Insurance and Economy and Government

Techpoint explores tapping bank fund: Bankers oppose altering management of $308 million

December 4, 2006

High-tech leaders eager for money for venture capital investments have set their sights on a new potential source: Indiana's $308 million Public Deposit Insurance Fund.

It's an idea sure to draw adamant opposition. Take Indiana Bankers Association CEO Jim Cousins' reaction:

"Over my dead body," he said. "That fund exists to insure deposits. Any deviation from that, we will fight like banshees to oppose."

Formed in 1937, in the wake of the Great Depression, the PDIF insures deposits of public money in Indiana banks, much as the Federal Deposit Insurance Corp. safeguards individuals' deposits.

The state treasurer handles PDIF's day-to-day management. The fund is overseen by the state's Board for Depositories, which Gov. Mitch Daniels chairs.

Techpoint, a trade organization that lobbies on behalf of more than 330 of Indiana's high-tech firms,

tucked the concept of tapping the PDIF into its 2007 public policy agenda.

Techpoint's lawyer Mark Shublak, an Ice Miller associate, said the idea was developed with the help of local venture capitalists and investment bankers.

"There's not been a run on Indiana banks for 50 years at least," Shublak said. "And I think the General Assembly has recognized that this money has been used in the past for other purposes."

Similar arguments led the managers of Indiana's largest pensions, the Public Employees' Retirement Fund and the Indiana State Teachers' Retirement Fund, to diversify more aggressively into venture capital on Daniels' watch.

A big difference this time around is the idea does not have the backing of the governor's administration.

"We probably get a request a week to go in and loot the money in that fund," said State Budget Director Chuck Schalliol, who rebuffs such overtures.

"The money is there for a specific purpose; in the event of a catastrophe that wouldn't be covered by the federal government, we have this money in place."

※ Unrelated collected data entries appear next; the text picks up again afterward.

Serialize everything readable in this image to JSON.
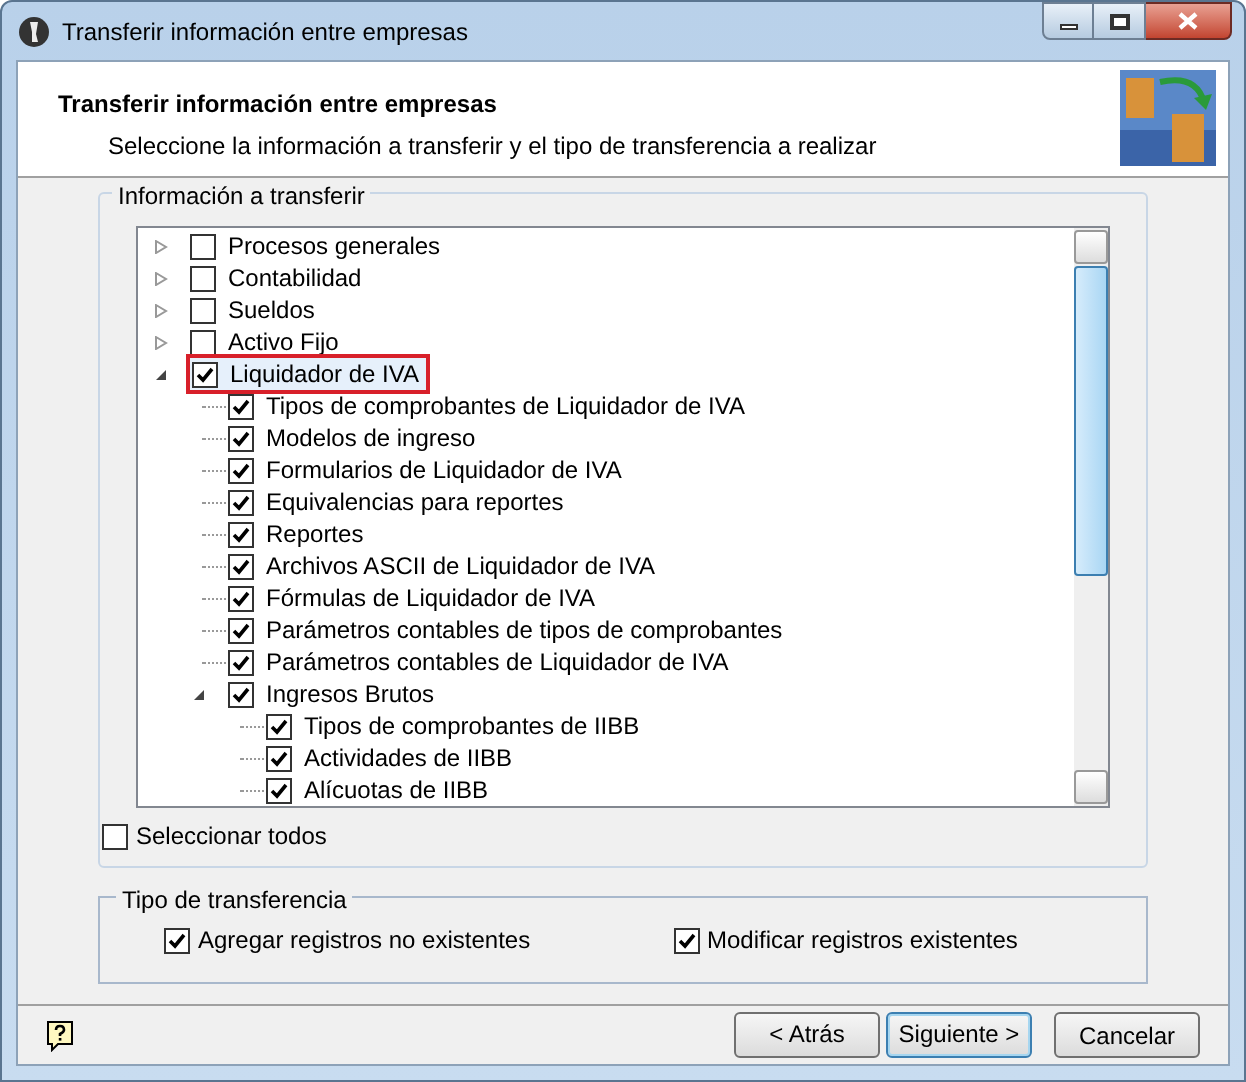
{
  "window": {
    "title": "Transferir información entre empresas"
  },
  "header": {
    "title": "Transferir información entre empresas",
    "subtitle": "Seleccione la información a transferir y el tipo de transferencia a realizar"
  },
  "info_group": {
    "legend": "Información a transferir",
    "tree": [
      {
        "label": "Procesos generales",
        "checked": false,
        "expanded": false,
        "highlighted": false
      },
      {
        "label": "Contabilidad",
        "checked": false,
        "expanded": false,
        "highlighted": false
      },
      {
        "label": "Sueldos",
        "checked": false,
        "expanded": false,
        "highlighted": false
      },
      {
        "label": "Activo Fijo",
        "checked": false,
        "expanded": false,
        "highlighted": false
      },
      {
        "label": "Liquidador de IVA",
        "checked": true,
        "expanded": true,
        "highlighted": true,
        "children": [
          {
            "label": "Tipos de comprobantes de Liquidador de IVA",
            "checked": true
          },
          {
            "label": "Modelos de ingreso",
            "checked": true
          },
          {
            "label": "Formularios de Liquidador de IVA",
            "checked": true
          },
          {
            "label": "Equivalencias para reportes",
            "checked": true
          },
          {
            "label": "Reportes",
            "checked": true
          },
          {
            "label": "Archivos ASCII de Liquidador de IVA",
            "checked": true
          },
          {
            "label": "Fórmulas de Liquidador de IVA",
            "checked": true
          },
          {
            "label": "Parámetros contables de tipos de comprobantes",
            "checked": true
          },
          {
            "label": "Parámetros contables de Liquidador de IVA",
            "checked": true
          },
          {
            "label": "Ingresos Brutos",
            "checked": true,
            "expanded": true,
            "children": [
              {
                "label": "Tipos de comprobantes de IIBB",
                "checked": true
              },
              {
                "label": "Actividades de IIBB",
                "checked": true
              },
              {
                "label": "Alícuotas de IIBB",
                "checked": true
              }
            ]
          }
        ]
      }
    ],
    "select_all": {
      "label": "Seleccionar todos",
      "checked": false
    }
  },
  "transfer_group": {
    "legend": "Tipo de transferencia",
    "options": [
      {
        "label": "Agregar registros no existentes",
        "checked": true
      },
      {
        "label": "Modificar registros existentes",
        "checked": true
      }
    ]
  },
  "buttons": [
    {
      "label": "< Atrás",
      "default": false
    },
    {
      "label": "Siguiente >",
      "default": true
    },
    {
      "label": "Cancelar",
      "default": false
    }
  ]
}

The PDIF's $308 million currently is invested in extremely safe instruments, such as Treasury bonds. The goal is to preserve the PDIF's value against inflation. Any investment gains are used to help shore up police and fire pensions. Since 2001, $52 million in PDIF interest has been distributed to 129 Indiana communities for that purpose.

As an insurance fund, PDIF can't afford riskier investments, Cousins said. That's because, by law, it must always hold enough assets to repay public deposits if a bank should fail. The state's banks would have to step in to cover any shortfall.

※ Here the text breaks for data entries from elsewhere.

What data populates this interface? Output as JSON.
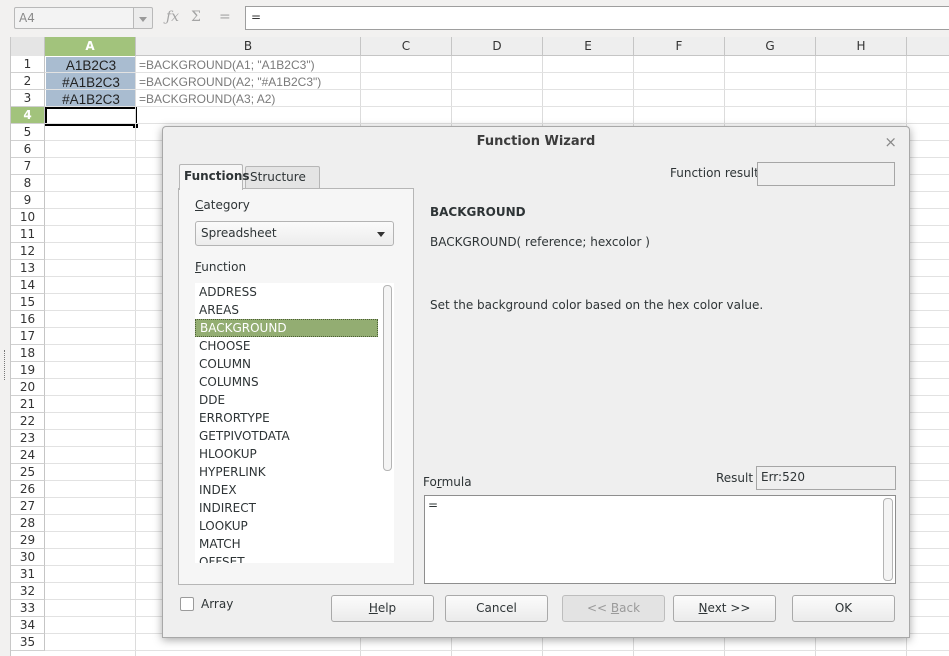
{
  "formula_bar": {
    "name_box": "A4",
    "formula": "=",
    "icons": [
      "function-wizard-icon",
      "sum-icon",
      "equals-icon"
    ],
    "fx_glyph": "ƒx",
    "sum_glyph": "Σ",
    "equals_glyph": "="
  },
  "sheet": {
    "columns": [
      "A",
      "B",
      "C",
      "D",
      "E",
      "F",
      "G",
      "H"
    ],
    "selected_column": "A",
    "rows": [
      "1",
      "2",
      "3",
      "4",
      "5",
      "6",
      "7",
      "8",
      "9",
      "10",
      "11",
      "12",
      "13",
      "14",
      "15",
      "16",
      "17",
      "18",
      "19",
      "20",
      "21",
      "22",
      "23",
      "24",
      "25",
      "26",
      "27",
      "28",
      "29",
      "30",
      "31",
      "32",
      "33",
      "34",
      "35"
    ],
    "selected_row": "4",
    "cells": [
      {
        "a": "A1B2C3",
        "b": "=BACKGROUND(A1; \"A1B2C3\")"
      },
      {
        "a": "#A1B2C3",
        "b": "=BACKGROUND(A2; \"#A1B2C3\")"
      },
      {
        "a": "#A1B2C3",
        "b": "=BACKGROUND(A3; A2)"
      }
    ],
    "cell_highlight_color": "#A1B2C3",
    "selection_color": "#a2c37c"
  },
  "dialog": {
    "title": "Function Wizard",
    "close_glyph": "×",
    "tabs": [
      "Functions",
      "Structure"
    ],
    "category_label": "Category",
    "category_value": "Spreadsheet",
    "function_label": "Function",
    "functions": [
      "ADDRESS",
      "AREAS",
      "BACKGROUND",
      "CHOOSE",
      "COLUMN",
      "COLUMNS",
      "DDE",
      "ERRORTYPE",
      "GETPIVOTDATA",
      "HLOOKUP",
      "HYPERLINK",
      "INDEX",
      "INDIRECT",
      "LOOKUP",
      "MATCH",
      "OFFSET"
    ],
    "selected_function": "BACKGROUND",
    "function_result_label": "Function result",
    "function_result_value": "",
    "fn_name": "BACKGROUND",
    "fn_signature": "BACKGROUND( reference; hexcolor )",
    "fn_description": "Set the background color based on the hex color value.",
    "formula_label": "Formula",
    "result_label": "Result",
    "result_value": "Err:520",
    "formula_value": "=",
    "array_label": "Array",
    "array_checked": false,
    "buttons": {
      "help": "Help",
      "cancel": "Cancel",
      "back": "<< Back",
      "next": "Next >>",
      "ok": "OK"
    }
  }
}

"They're proposing driving a nail in the bottom of the bucket," Cousins said. "Who's putting the money back in the top to keep it full? Not taxpayers. Not the high-tech business community. Just the banks."

It's not clear how many years have passed since PDIF was tapped to bail out a failed bank. Outgoing State Treasurer

Tim Berry did not respond to IBJ's request for comment on the insurance fund.

Techpoint argues Indiana could accomplish far more with the PDIF. Hypothetically, the money could stimulate the state's economy by underwriting the development of fast-growing local businesses. And successful companies would ultimately provide more business for Indiana's banks.

To free the PDIF's principal for any sort of new investment, Indiana would first need to find another way to insure public deposits.

Congress occasionally has considered extending FDIC's blanket, Cousins said, but the effort has never gained enough traction to become law.

He thinks Congress' doing so is a long shot, but Shublak thinks federal lawmakers might revisit the issue soon.

"It's a debate about where the money goes after there are means at the congressional level to cover this activity," Shublak said. "We're having discussions with legislators currently to get their feedback on how much of the money could be dedicated to new ventures in the state of Indiana."

Over the years, Indiana lawmakers and others have eyed PDIF funds for a variety of uses, including to shore up the state budget, said Christopher Murphy, CEO of South Bend-based First Source Bank and a member of the Indiana Board for Depositories.

"Everybody in the world wants to tap the fund. But once you open it up, it'll go to other places," he said. "I think it's stupid as hell. Everybody says it's easier than getting something through the Legislature for new money. But it's ill-advised in my opinion."